Grant was an English ceremonial magician and an acolyte of Crowley, serving as Crowley’s personal secretary toward the end of his life. After Crowley’s death, Grant was named head of the O.T.O. in Britain by Crowley’s successor, Karl Germer. However, Grant’s promotion of an extraterrestrial “Sirius/Set current” in Crowley’s work infuriated Germer, who expelled Grant from the organization for heresy.

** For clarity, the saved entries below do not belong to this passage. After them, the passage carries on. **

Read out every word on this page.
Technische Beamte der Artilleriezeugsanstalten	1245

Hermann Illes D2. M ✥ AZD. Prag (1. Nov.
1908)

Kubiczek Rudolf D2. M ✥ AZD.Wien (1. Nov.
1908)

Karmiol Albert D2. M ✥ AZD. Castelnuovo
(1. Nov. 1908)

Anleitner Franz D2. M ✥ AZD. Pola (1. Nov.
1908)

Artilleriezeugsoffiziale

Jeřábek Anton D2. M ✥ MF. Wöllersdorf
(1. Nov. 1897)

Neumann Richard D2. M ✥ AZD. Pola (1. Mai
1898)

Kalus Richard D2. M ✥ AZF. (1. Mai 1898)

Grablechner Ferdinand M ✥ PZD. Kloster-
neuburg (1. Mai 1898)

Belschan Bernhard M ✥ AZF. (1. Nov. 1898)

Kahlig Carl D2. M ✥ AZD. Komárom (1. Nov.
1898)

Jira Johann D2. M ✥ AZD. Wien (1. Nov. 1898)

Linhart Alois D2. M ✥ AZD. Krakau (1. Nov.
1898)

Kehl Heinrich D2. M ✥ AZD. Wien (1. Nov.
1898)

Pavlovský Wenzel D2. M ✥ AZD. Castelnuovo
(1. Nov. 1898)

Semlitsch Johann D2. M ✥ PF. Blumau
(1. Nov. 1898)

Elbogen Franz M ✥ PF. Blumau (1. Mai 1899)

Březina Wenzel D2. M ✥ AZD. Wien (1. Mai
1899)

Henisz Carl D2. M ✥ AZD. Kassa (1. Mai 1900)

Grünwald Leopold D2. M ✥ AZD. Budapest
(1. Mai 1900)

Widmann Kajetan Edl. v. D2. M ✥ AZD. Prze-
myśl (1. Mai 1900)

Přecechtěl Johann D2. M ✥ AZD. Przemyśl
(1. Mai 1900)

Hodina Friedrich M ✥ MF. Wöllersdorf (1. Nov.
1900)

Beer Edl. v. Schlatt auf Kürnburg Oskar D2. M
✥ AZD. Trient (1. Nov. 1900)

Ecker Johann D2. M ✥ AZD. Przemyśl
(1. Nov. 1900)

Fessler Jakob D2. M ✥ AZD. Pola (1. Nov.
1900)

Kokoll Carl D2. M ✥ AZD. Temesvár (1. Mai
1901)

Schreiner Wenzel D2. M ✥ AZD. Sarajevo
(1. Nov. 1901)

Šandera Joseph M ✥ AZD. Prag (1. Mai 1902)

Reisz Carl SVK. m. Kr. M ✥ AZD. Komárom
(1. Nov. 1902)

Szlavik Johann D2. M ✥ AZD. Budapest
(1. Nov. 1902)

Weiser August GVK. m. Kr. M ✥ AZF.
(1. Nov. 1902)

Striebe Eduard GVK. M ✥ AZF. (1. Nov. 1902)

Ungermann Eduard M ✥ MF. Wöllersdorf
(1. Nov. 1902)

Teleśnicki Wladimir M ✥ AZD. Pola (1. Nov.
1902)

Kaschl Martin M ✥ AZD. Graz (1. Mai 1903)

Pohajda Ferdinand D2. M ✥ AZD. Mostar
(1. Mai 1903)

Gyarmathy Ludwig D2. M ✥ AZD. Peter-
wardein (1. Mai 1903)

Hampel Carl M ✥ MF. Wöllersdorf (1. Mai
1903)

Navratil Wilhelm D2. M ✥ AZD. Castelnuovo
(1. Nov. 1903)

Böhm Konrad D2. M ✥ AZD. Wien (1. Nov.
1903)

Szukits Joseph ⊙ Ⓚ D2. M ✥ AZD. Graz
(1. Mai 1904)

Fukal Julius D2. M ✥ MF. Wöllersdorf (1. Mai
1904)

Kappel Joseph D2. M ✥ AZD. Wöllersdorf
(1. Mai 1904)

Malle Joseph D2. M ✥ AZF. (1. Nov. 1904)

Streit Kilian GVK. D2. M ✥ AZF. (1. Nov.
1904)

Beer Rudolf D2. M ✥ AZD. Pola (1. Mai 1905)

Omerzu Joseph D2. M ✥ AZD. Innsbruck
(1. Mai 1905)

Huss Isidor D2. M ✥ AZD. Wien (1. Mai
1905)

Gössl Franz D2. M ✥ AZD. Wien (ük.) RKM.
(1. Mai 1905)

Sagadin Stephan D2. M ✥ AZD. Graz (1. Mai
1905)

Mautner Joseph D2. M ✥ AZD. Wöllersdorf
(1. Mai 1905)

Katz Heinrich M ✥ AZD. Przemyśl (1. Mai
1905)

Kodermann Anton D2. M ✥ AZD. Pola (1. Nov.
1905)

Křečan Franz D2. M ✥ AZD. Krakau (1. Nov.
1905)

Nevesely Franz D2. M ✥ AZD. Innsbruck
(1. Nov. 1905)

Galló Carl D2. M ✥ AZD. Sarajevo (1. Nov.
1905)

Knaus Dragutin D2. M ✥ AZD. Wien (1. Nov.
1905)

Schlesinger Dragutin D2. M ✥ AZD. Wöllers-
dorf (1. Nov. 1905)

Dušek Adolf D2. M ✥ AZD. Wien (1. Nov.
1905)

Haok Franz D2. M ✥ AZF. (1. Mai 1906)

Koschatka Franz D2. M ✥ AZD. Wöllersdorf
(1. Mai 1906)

Lovecraft’s fiction inspired some of Grant’s innovations to Thelema. Grant said Lovecraft “snatched from nightmare-space his lurid dream-readings of the Necronomicon.” Instead of attributing the Necronomicon to Lovecraft’s imagination, Grant took it as evidence of the tome’s existence as an astral book. Furthermore, Grant believed others, including Crowley and Blavatsky, had “glimpsed the Akashic Necronomicon”—a reference to the Akashic records, a Theosophist concept describing a collection of all human thoughts, deeds, and emotions that exists on another plane of reality accessed only through proper spiritual discipline.

Kenneth Grant was perhaps the first to notice the strange parallels between the writings of H. P. Lovecraft and Aleister Crowley. In The Dark Lord, an extensive analysis of Grant’s magickal system and Lovecraft’s influence on it, researcher and author Peter Levenda documented a number of these similarities.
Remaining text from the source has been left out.